Lumbering Typhoon Kills Four in Japan
TOKYO — Powerful Typhoon Pabuk, packing winds of up to 68 mph, raged steadily across central Japan today, killing at least four people, disrupting air, sea and rail traffic and flooding hundreds of homes.
The Meteorological Agency said the first typhoon in two years to hit the main island of Honshu would probably make a direct, possibly severe strike on Tokyo in the evening.
“It is moving so slowly that it could have a more devastating impact,” an agency official said. “We don’t expect any tangible change in the strength of the typhoon in the foreseeable future.”
It would be the first typhoon to hit Tokyo directly in three years, the official said.

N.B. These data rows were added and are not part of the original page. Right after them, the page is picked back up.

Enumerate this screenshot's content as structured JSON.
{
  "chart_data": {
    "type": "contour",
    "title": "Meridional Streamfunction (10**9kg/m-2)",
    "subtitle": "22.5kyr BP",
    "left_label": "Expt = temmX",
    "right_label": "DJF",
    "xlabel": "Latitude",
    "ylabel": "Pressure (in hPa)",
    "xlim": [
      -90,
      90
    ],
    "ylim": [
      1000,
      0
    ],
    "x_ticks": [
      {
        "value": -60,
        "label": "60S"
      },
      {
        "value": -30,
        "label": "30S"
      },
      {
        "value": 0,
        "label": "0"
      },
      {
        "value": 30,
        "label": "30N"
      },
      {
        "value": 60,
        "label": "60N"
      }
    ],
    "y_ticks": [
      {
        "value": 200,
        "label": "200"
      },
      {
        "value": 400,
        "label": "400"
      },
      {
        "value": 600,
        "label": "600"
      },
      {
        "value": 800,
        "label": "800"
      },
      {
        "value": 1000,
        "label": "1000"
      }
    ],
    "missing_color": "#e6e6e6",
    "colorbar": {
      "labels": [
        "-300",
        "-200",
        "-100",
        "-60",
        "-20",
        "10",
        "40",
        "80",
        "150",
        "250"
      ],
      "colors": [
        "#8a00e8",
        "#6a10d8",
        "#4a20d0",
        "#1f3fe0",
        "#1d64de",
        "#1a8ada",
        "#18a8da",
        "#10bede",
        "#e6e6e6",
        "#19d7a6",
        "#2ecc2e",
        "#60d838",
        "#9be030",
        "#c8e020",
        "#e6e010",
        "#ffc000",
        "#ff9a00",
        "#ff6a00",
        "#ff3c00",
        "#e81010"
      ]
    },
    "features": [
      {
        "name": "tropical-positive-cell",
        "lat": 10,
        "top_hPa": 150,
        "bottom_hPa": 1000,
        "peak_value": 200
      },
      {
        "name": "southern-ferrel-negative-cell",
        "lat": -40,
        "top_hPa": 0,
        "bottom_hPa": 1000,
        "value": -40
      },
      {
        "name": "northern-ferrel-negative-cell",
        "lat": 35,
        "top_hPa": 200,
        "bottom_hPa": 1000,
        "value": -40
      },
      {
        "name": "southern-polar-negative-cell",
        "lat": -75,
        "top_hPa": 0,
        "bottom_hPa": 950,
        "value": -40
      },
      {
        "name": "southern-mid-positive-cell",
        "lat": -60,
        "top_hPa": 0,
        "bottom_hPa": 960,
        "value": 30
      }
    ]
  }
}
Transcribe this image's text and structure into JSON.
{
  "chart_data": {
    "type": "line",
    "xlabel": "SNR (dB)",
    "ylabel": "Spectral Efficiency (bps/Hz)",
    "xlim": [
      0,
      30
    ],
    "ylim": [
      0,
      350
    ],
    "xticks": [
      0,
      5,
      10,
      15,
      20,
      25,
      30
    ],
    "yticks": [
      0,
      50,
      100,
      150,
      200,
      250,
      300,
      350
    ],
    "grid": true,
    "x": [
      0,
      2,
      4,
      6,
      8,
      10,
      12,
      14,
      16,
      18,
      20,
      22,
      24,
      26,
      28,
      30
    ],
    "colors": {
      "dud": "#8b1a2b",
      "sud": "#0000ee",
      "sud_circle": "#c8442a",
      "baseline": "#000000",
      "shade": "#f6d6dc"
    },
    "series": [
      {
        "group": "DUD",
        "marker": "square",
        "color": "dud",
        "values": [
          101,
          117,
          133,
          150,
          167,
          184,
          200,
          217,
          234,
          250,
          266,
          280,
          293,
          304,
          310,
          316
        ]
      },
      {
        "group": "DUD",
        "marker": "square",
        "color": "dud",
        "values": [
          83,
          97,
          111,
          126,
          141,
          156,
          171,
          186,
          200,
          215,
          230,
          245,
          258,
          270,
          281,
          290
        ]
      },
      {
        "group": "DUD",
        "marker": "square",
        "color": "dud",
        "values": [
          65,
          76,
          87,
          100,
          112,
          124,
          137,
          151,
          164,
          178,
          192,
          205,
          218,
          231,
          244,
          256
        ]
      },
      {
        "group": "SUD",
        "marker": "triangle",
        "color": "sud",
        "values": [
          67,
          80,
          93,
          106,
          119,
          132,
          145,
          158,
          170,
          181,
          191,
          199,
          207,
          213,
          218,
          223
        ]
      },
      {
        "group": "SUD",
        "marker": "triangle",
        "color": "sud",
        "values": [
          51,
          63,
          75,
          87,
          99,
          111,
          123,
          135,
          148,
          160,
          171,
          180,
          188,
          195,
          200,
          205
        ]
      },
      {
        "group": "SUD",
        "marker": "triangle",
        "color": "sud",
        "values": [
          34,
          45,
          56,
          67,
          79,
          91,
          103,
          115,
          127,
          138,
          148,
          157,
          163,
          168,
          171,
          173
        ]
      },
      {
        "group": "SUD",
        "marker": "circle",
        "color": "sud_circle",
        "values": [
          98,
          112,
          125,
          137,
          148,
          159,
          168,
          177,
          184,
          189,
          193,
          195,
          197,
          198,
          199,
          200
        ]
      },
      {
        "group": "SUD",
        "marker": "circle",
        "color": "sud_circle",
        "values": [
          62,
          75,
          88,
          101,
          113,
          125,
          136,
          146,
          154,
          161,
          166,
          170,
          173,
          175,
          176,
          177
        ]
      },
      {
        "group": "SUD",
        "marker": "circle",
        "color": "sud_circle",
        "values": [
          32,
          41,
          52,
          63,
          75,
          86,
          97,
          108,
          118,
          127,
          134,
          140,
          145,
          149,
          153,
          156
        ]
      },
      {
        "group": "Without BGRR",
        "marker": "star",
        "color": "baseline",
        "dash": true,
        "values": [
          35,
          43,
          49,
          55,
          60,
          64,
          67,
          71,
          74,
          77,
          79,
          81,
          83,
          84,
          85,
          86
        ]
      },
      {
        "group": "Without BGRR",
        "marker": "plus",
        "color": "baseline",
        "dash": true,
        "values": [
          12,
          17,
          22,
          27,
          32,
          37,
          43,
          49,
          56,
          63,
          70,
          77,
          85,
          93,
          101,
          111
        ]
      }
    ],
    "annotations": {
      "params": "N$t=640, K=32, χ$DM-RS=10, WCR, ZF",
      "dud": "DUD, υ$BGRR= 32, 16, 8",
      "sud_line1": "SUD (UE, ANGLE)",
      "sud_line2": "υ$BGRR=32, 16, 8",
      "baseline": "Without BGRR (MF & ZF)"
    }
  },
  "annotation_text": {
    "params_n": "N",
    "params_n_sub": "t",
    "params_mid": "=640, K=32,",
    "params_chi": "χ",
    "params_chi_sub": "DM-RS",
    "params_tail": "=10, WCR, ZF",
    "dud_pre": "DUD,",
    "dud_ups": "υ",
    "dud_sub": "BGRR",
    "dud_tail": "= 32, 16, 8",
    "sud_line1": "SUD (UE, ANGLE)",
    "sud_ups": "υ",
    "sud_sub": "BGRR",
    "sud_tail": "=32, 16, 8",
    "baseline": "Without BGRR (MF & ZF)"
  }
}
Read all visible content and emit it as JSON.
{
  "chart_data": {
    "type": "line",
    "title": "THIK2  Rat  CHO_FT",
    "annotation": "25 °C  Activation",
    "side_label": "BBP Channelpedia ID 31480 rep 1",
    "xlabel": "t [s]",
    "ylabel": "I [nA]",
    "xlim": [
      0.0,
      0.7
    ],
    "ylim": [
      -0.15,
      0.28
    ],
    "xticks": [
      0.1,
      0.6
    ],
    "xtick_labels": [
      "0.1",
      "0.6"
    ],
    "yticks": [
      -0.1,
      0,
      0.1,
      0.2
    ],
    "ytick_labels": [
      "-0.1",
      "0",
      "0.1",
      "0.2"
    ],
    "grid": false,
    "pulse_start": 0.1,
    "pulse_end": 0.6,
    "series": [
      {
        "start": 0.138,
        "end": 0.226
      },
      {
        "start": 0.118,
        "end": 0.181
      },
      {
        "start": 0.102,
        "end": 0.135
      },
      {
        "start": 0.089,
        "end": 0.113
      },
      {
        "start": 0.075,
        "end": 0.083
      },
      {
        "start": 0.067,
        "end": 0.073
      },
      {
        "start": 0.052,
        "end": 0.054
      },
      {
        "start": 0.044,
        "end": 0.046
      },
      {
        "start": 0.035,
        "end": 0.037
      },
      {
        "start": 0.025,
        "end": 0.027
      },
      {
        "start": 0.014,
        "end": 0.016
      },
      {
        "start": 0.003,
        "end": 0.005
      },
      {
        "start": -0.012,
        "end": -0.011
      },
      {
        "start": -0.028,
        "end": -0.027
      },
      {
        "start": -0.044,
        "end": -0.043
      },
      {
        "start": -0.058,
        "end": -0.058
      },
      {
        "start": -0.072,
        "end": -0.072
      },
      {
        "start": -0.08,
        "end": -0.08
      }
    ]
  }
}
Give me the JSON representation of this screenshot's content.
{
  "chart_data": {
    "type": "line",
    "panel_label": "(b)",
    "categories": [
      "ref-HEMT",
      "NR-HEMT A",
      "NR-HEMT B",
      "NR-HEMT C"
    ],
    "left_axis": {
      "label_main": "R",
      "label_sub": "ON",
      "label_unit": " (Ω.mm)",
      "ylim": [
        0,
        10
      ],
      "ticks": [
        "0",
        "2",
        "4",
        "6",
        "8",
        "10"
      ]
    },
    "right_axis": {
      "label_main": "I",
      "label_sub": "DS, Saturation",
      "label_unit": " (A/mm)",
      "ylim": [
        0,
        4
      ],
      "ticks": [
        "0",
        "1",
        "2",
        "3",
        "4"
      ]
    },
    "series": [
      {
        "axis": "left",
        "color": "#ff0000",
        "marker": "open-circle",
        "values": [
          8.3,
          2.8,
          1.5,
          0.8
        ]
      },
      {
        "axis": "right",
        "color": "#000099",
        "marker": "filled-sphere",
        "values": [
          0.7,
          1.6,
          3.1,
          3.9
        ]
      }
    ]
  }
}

The storm was near Hamamatsu, about 125 miles west of Tokyo, as of 8 a.m. today. It was moving northeast at 12.5 mph.
Police said Pabuk--a Laotian word for a large freshwater fish--had killed at least four people, left one man missing and injured 20.
A railway worker was electrocuted while removing branches from an overhead train cable, police said.
A 66-year-old man died when he fell from the roof of a ceramics factory in central Aichi, they said. He was cleaning a gutter to prepare for the typhoon.
A 67-year-old man was missing after braving the storm to make sure his fishing boat was safe.
About 7,000 residents in the western prefecture of Wakayama, where the storm first made landfall, were evacuated from their homes and were sheltering in public buildings as the storm lashed the region.
The storm had whipped up high waves along the Pacific coast and heavy rains across much of Honshu.
The Meteorological Agency said the storm could dump more than a foot of rain in some areas of southwestern and central Japan.
Railway officials said they would reduce bullet train service between two of Japan’s biggest cities--Tokyo and Osaka--by two-thirds today.
The typhoon forced cancellation of 180 trains in southwestern Japan on Tuesday, affecting 31,000 riders. It had already forced cancellations of dozens of international flights.
Officials said the storm had cut power to several hundred homes in southwestern Japan.
It has also threatened the maiden launch of Japan’s next-generation H-2A rocket, which is set for Saturday.